La troisième caractéristique dont Jésus parle dans les paraboles du
serviteur est la bonté: "Très bien, serviteur bon et fidèle... entre dans la
joie de ton maître" (Mt 25, 21.23). Ce que l'on entend par la caractéristique de
la "bonté" peut nous devenir clair, si nous pensons à la rencontre de Jésus
avec le jeune homme riche. Cet homme s'était adressé à Jésus en l'appelant:
"Bon Maître" et il reçut une réponse surprenante: "Pourquoi m'appelles-tu bon?
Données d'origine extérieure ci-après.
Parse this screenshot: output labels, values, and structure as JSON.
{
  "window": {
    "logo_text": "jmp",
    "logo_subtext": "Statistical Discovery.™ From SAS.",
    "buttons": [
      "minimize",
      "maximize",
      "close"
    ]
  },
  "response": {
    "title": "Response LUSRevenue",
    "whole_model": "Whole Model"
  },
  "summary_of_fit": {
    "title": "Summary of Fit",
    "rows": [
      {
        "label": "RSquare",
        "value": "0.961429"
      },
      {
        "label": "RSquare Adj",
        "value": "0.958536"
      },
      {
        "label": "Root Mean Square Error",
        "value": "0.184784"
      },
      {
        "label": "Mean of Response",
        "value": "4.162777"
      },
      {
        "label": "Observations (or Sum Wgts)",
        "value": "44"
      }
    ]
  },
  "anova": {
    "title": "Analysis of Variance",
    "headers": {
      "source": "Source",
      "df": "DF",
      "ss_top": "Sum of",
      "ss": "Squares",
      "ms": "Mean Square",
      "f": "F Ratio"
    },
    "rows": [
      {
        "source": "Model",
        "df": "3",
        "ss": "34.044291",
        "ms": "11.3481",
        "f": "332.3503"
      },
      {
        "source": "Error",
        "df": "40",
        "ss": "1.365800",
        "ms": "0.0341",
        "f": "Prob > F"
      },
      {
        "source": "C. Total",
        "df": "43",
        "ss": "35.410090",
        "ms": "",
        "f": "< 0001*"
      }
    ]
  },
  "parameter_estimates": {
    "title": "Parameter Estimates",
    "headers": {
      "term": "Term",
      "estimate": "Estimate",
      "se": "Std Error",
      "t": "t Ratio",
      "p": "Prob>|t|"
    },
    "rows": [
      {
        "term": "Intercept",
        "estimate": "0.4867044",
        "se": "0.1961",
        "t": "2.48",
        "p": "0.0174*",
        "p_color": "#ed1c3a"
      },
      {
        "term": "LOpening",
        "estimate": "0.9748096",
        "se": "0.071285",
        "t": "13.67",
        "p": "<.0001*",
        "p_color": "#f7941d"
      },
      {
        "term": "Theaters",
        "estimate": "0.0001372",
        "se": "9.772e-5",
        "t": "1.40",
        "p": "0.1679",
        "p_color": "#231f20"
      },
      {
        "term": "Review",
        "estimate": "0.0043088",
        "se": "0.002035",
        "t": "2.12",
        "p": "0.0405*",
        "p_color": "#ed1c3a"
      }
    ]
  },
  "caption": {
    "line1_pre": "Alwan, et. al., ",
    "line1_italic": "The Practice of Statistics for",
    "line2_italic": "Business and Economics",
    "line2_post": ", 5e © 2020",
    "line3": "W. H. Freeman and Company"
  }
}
Personne n'est bon, sinon Dieu seul" (Mc 10, 17sq). Seul Dieu est bon au sens
plénier. Il est le Bien, le Bon par excellence, la Bonté en personne. Chez une
créature - chez l'homme - être bon se fonde donc nécessairement sur une profonde
orientation intérieure vers Dieu. La bonté s'accroît avec l'union intérieure au
Dieu vivant. La bonté présuppose surtout une communion vivante avec le Bon Dieu,
une union intérieure croissante avec Lui. Et de fait: de qui d'autre
pourrait-on apprendre la véritable bonté sinon de Celui qui nous a aimés jusqu'à
la fin, jusqu'au bout (cf. Jn 13, 1)? Nous devenons des serviteurs bons à
travers notre rapport vivant avec Jésus Christ. C'est seulement si notre vie se
déroule dans le dialogue avec Lui, seulement si son être, ses caractéristiques
pénètrent en nous et nous façonnent, que nous pouvons devenir des serviteurs
vraiment bons.
Dans le calendrier de l'Eglise, on rappelle aujourd'hui le Nom de Marie. En Elle
qui était et est totalement unie à son Fils, au Christ, les hommes dans les
ténèbres et les souffrances de ce monde ont trouvé le visage de la Mère, qui
nous donne du courage pour aller de l'avant. Dans la tradition occidentale, le
nom de "Marie" a été traduit comme "Etoile de la Mer". Cette expérience s'exprime
précisément en cela: combien de fois l'histoire dans laquelle nous vivons
apparaît comme une mer sombre qui frappe de manière menaçante, avec ses vagues,
la barque de notre vie. Parfois, la nuit semble impénétrable. On peut souvent
avoir l'impression que seul le mal possède du pouvoir et que Dieu est infiniment
loin. Souvent nous n'entrevoyons que de loin la grande Lumière, Jésus Christ qui
a vaincu la mort et le mal. Mais nous voyons alors très proche la lumière qui
s'allume, lorsque Marie dit: "Voilà, je suis la servante du Seigneur". Nous
voyons la lumière claire de la bonté qui émane d'Elle. Dans la bonté avec
laquelle Elle a accueilli et vient toujours à nouveau à la rencontre des grandes
et des petites aspirations de nombreux hommes, nous reconnaissons de manière
très humaine la bonté de Dieu lui-même. Avec sa bonté, il apporte toujours à
nouveau Jésus Christ, et ainsi la grande Lumière de Dieu, dans le monde. Il nous
a donné sa Mère comme notre Mère, afin que nous apprenions d'Elle à prononcer le
"oui" qui nous fait devenir bons.
Chers amis, en cette heure, nous prions pour vous la Mère du Seigneur, pour qu'elle
vous conduise toujours vers son Fils, source de toute bonté. Et nous prions pour
que vous deveniez des serviteurs fidèles, prudents et bons et que vous puissiez
ainsi un jour entendre du Seigneur de l'histoire la parole: Serviteur bon et
fidèle, entre dans la joie de ton maître. Amen.